Life on board the RV Ron Brown


Ship operations

March 19, 2023
Zach Erickson

 We’re about halfway through the cruise, and the ship has fallen into its rhythm. The interesting thing about a research cruise such as this one is that operations are happening 24/7. So our rhythm is a bit different from what one would expect on land!

 One cycle of operations takes about 7.5 hours, and starts with a CTD cast. This involves lowering a large frame into the ocean, packed with sensors and 24 bottles, called Niskin bottles, which have open tops and bottoms. CTD stands for conductivity, temperature, and depth, which are the main sensors on the instrument. We also have an oxygen sensor, a device that measures ocean currents, and an altimeter to tell us how far above the ocean bottom we are. The average ocean depth is about 4 km, or 2.5 miles, and we go to the very bottom – lowering the CTD all the way down takes about 90 minutes! Bringing it up takes even longer, about 2 hours, because along the way we stop and “fire” bottles at specified depths, closing the top and bottom and therefore capturing any water that was inside.
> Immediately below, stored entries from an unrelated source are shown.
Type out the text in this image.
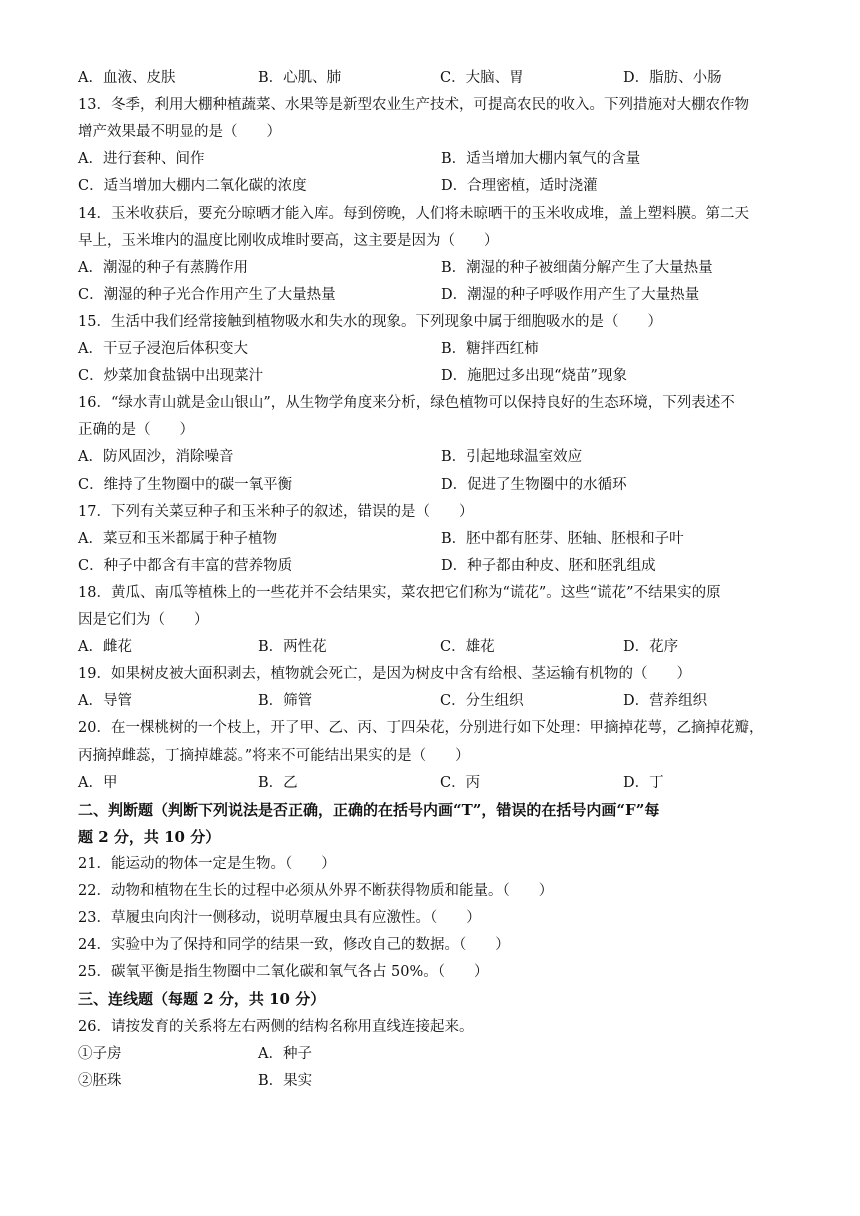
A．血液、皮肤	B．心肌、肺	C．大脑、胃	D．脂肪、小肠
13．冬季，利用大棚种植蔬菜、水果等是新型农业生产技术，可提高农民的收入。下列措施对大棚农作物
增产效果最不明显的是（　　）
A．进行套种、间作	B．适当增加大棚内氧气的含量
C．适当增加大棚内二氧化碳的浓度	D．合理密植，适时浇灌
14．玉米收获后，要充分晾晒才能入库。每到傍晚，人们将未晾晒干的玉米收成堆，盖上塑料膜。第二天
早上，玉米堆内的温度比刚收成堆时要高，这主要是因为（　　）
A．潮湿的种子有蒸腾作用	B．潮湿的种子被细菌分解产生了大量热量
C．潮湿的种子光合作用产生了大量热量	D．潮湿的种子呼吸作用产生了大量热量
15．生活中我们经常接触到植物吸水和失水的现象。下列现象中属于细胞吸水的是（　　）
A．干豆子浸泡后体积变大	B．糖拌西红柿
C．炒菜加食盐锅中出现菜汁	D．施肥过多出现“烧苗”现象
16．“绿水青山就是金山银山”，从生物学角度来分析，绿色植物可以保持良好的生态环境，下列表述不
正确的是（　　）
A．防风固沙，消除噪音	B．引起地球温室效应
C．维持了生物圈中的碳一氧平衡	D．促进了生物圈中的水循环
17．下列有关菜豆种子和玉米种子的叙述，错误的是（　　）
A．菜豆和玉米都属于种子植物	B．胚中都有胚芽、胚轴、胚根和子叶
C．种子中都含有丰富的营养物质	D．种子都由种皮、胚和胚乳组成
18．黄瓜、南瓜等植株上的一些花并不会结果实，菜农把它们称为“谎花”。这些“谎花”不结果实的原
因是它们为（　　）
A．雌花	B．两性花	C．雄花	D．花序
19．如果树皮被大面积剥去，植物就会死亡，是因为树皮中含有给根、茎运输有机物的（　　）
A．导管	B．筛管	C．分生组织	D．营养组织
20．在一棵桃树的一个枝上，开了甲、乙、丙、丁四朵花，分别进行如下处理：甲摘掉花萼，乙摘掉花瓣，
丙摘掉雌蕊，丁摘掉雄蕊。”将来不可能结出果实的是（　　）
A．甲	B．乙	C．丙	D．丁
二、判断题（判断下列说法是否正确，正确的在括号内画“T”，错误的在括号内画“F”每
题 2 分，共 10 分）
21．能运动的物体一定是生物。（　　）
22．动物和植物在生长的过程中必须从外界不断获得物质和能量。（　　）
23．草履虫向肉汁一侧移动，说明草履虫具有应激性。（　　）
24．实验中为了保持和同学的结果一致，修改自己的数据。（　　）
25．碳氧平衡是指生物圈中二氧化碳和氧气各占 50%。（　　）
三、连线题（每题 2 分，共 10 分）
26．请按发育的关系将左右两侧的结构名称用直线连接起来。
①子房	A．种子
②胚珠	B．果实
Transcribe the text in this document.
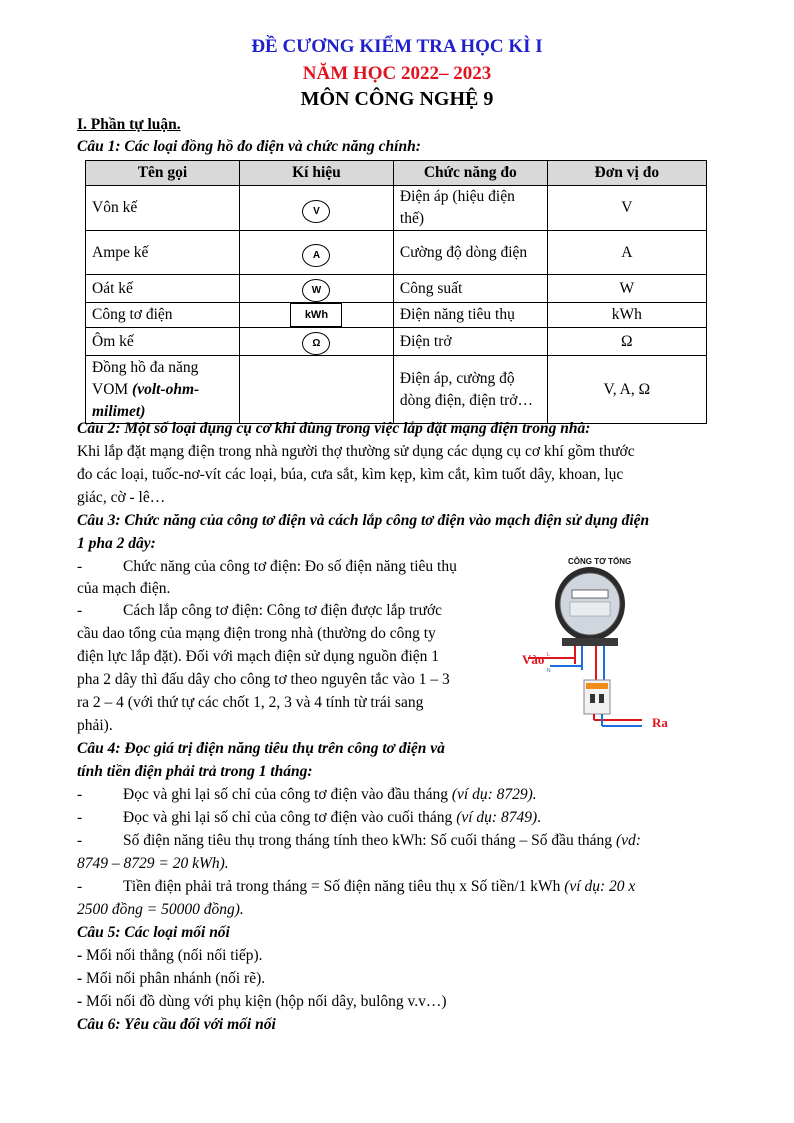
ĐỀ CƯƠNG KIỂM TRA HỌC KÌ I
NĂM HỌC 2022– 2023
MÔN CÔNG NGHỆ 9
I. Phần tự luận.
Câu 1: Các loại đồng hồ đo điện và chức năng chính:
Tên gọi	Kí hiệu	Chức năng đo	Đơn vị đo
Vôn kế	V	Điện áp (hiệu điện thế)	V
Ampe kế	A	Cường độ dòng điện	A
Oát kế	W	Công suất	W
Công tơ điện	kWh	Điện năng tiêu thụ	kWh
Ôm kế	Ω	Điện trở	Ω
Đồng hồ đa năng VOM (volt-ohm-milimet)		Điện áp, cường độ dòng điện, điện trở…	V, A, Ω
Câu 2: Một số loại dụng cụ cơ khí dùng trong việc lắp đặt mạng điện trong nhà:
Khi lắp đặt mạng điện trong nhà người thợ thường sử dụng các dụng cụ cơ khí gồm thước
đo các loại, tuốc-nơ-vít các loại, búa, cưa sắt, kìm kẹp, kìm cắt, kìm tuốt dây, khoan, lục
giác, cờ - lê…
Câu 3: Chức năng của công tơ điện và cách lắp công tơ điện vào mạch điện sử dụng điện
1 pha 2 dây:
-	Chức năng của công tơ điện: Đo số điện năng tiêu thụ
của mạch điện.
-	Cách lắp công tơ điện: Công tơ điện được lắp trước
cầu dao tổng của mạng điện trong nhà (thường do công ty
điện lực lắp đặt). Đối với mạch điện sử dụng nguồn điện 1
pha 2 dây thì đấu dây cho công tơ theo nguyên tắc vào 1 – 3
ra 2 – 4 (với thứ tự các chốt 1, 2, 3 và 4 tính từ trái sang
phải).
CÔNG TƠ TỔNG
Vào L
N
Ra
Câu 4: Đọc giá trị điện năng tiêu thụ trên công tơ điện và
tính tiền điện phải trả trong 1 tháng:
-	Đọc và ghi lại số chỉ của công tơ điện vào đầu tháng (ví dụ: 8729).
-	Đọc và ghi lại số chỉ của công tơ điện vào cuối tháng (ví dụ: 8749).
-	Số điện năng tiêu thụ trong tháng tính theo kWh: Số cuối tháng – Số đầu tháng (vd:
8749 – 8729 = 20 kWh).
-	Tiền điện phải trả trong tháng = Số điện năng tiêu thụ x Số tiền/1 kWh (ví dụ: 20 x
2500 đồng = 50000 đồng).
Câu 5: Các loại mối nối
- Mối nối thẳng (nối nối tiếp).
- Mối nối phân nhánh (nối rẽ).
- Mối nối đồ dùng với phụ kiện (hộp nối dây, bulông v.v…)
Câu 6: Yêu cầu đối với mối nối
CTD frame coming out of the water to be recovered on the ship deck.
CTD frame coming out of the water to be recovered on the ship deck. Photo by Zach Erickson.

Once at the surface we bring it back on deck and everyone starts taking samples from each Niskin bottle. We’re measuring a large range of values, including oxygen levels, saltiness, acidity, and nutrient levels, so it takes a while for everyone to sample everything – about an hour. By that time, we’re about 1/3 of the way to our next station, 30 nautical miles away, where we start again!

Photo of Taydra
Patrick Mears (AOML) and Rachel Bramblett (U Georgia) sampling seawater from Niskin bottles. Photo by Zach Erickson.

The ship is always working, so that means we are too. Everyone is on twelve-hour shifts, and most people change over at midnight and noon. I’m on the “night shift”, so my day starts at around 10:30 PM when I wake up, go to the gym, visit the galley for some breakfast, and then make my way downstairs to the main lab area to start my shift at midnight. But even though the ship is always working, there is a definite lull in activity in the wee hours of the morning, and if it’s not cloudy an excellent time to stargaze. My favorite part of the night shift, however, are the sunrises, which never fail to disappoint! If there isn’t an operation happening at the same time, I always try to get outside to watch the oranges and reds make their way across the sky – nothing beats a sunrise at sea.

Sunrise over the Atlantic ocean from the deck of the ship.
Sunrise over the Atlantic ocean from the deck of the ship. Phoro by Zach Erickson.